JavaScript streams and partitioning

October 12th, 2023


I’ve been building a tool for JavaScript stream processing and time and time again, I have to return to the question of “Why would you use this thing?” Unless you’re building room temperature superconductors, your target user is coming to your product with the attitude, “Why wouldn’t I just keep using X?” (even if X is just excel or sqlite or google analytics).

Your product will have tradeoffs because otherwise…why didn’t the incumbent just do it? Jira sucks because it’s complicated because it’s a one-size-fits-all-departments kind of product. For me, I’ve realized that I’ve been wrestling against CAP. Trying to achieve consistency across partitioned streams is slow. Consistency requires that destination streams check with origin streams on whether it’s safe to processing beyond X. Whether or not it’s safe depends not only on where the origin head is, but also whether it’s behind the tip. The answer to the second question changes as new events roll in.

This is a massive coordination problem and if you have thousands of streams, you might be making requests to hundreds of other machines every single processing loop. On top of that, the processed chunk is much smaller, because you need to await the tardiest head. Kafka solves this with join windows, a preset lag on downstream processing to wait for tardy events. This is complicated configuration in my opinion and also works when your streams are largely self-hosted and the recommended architecture is “one big stream.” User-submitted JavaScript is a lot slower than native Java, so streams will be a lot smaller and piping between streams a bigger part of their use case. Especially when you might be piping a small number of events from a large number of streams, waiting becomes quite complicated and…more importantly, not terribly valuable. For the most part, order under a second doesn’t matter that much.

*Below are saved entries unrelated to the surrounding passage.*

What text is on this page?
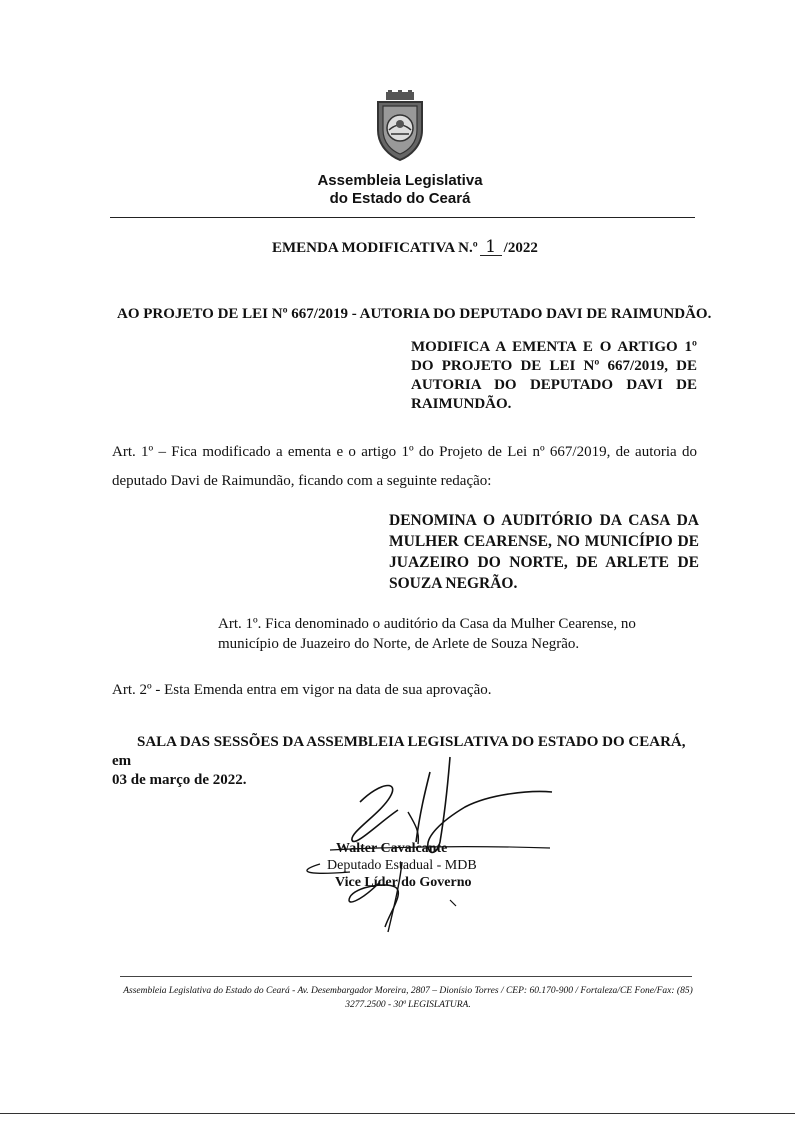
Assembleia Legislativa
do Estado do Ceará
EMENDA MODIFICATIVA N.º 1 /2022
AO PROJETO DE LEI Nº 667/2019 - AUTORIA DO DEPUTADO DAVI DE RAIMUNDÃO.
MODIFICA A EMENTA E O ARTIGO 1º DO PROJETO DE LEI Nº 667/2019, DE AUTORIA DO DEPUTADO DAVI DE RAIMUNDÃO.
Art. 1º – Fica modificado a ementa e o artigo 1º do Projeto de Lei nº 667/2019, de autoria do deputado Davi de Raimundão, ficando com a seguinte redação:
DENOMINA O AUDITÓRIO DA CASA DA MULHER CEARENSE, NO MUNICÍPIO DE JUAZEIRO DO NORTE, DE ARLETE DE SOUZA NEGRÃO.
Art. 1º. Fica denominado o auditório da Casa da Mulher Cearense, no município de Juazeiro do Norte, de Arlete de Souza Negrão.
Art. 2º - Esta Emenda entra em vigor na data de sua aprovação.
SALA DAS SESSÕES DA ASSEMBLEIA LEGISLATIVA DO ESTADO DO CEARÁ, em
03 de março de 2022.
Walter Cavalcante
Deputado Estadual - MDB
Vice Líder do Governo
Assembleia Legislativa do Estado do Ceará - Av. Desembargador Moreira, 2807 – Dionísio Torres / CEP: 60.170-900 / Fortaleza/CE Fone/Fax: (85)
3277.2500 - 30ª LEGISLATURA.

So one choice is to do nothing. First come first record. But, you do want some semblance of order when merging streams. Like if you’re merging two streams and you know approximately the order the events were received on the global time scale, you’d rather have them in that order, even at the cost of some milliseconds of “slippage”. That’s consistency and partitioning at the cost of availability.

There’s also the problem of backfill. Say you have streams A and B going into X. Later, you realize you want stream C also piping into X and you’d like historical events in there too? What is stream X? Is it a historical record? Or just notifications going forward? You definitely want it to serve the purpose of a historical record.

What if you recreate (reindex) stream X? What about its downstream effects? I think you can have splice requests for handling any downstream effects. Reindexing assigns a new stream id and rebuilds the order based on create and not append time. Is create time the original time or the parent’s time? Probably original, based on the producer time. When reindexed stream also points all pipes and reducers.

Why? Going back to the question of “Why would you use this thing?” You use it for integrating distributed systems, where consistency is already impossible (unless your third party tool allows for locks) or simple analytics or onboarding, where order matters much less.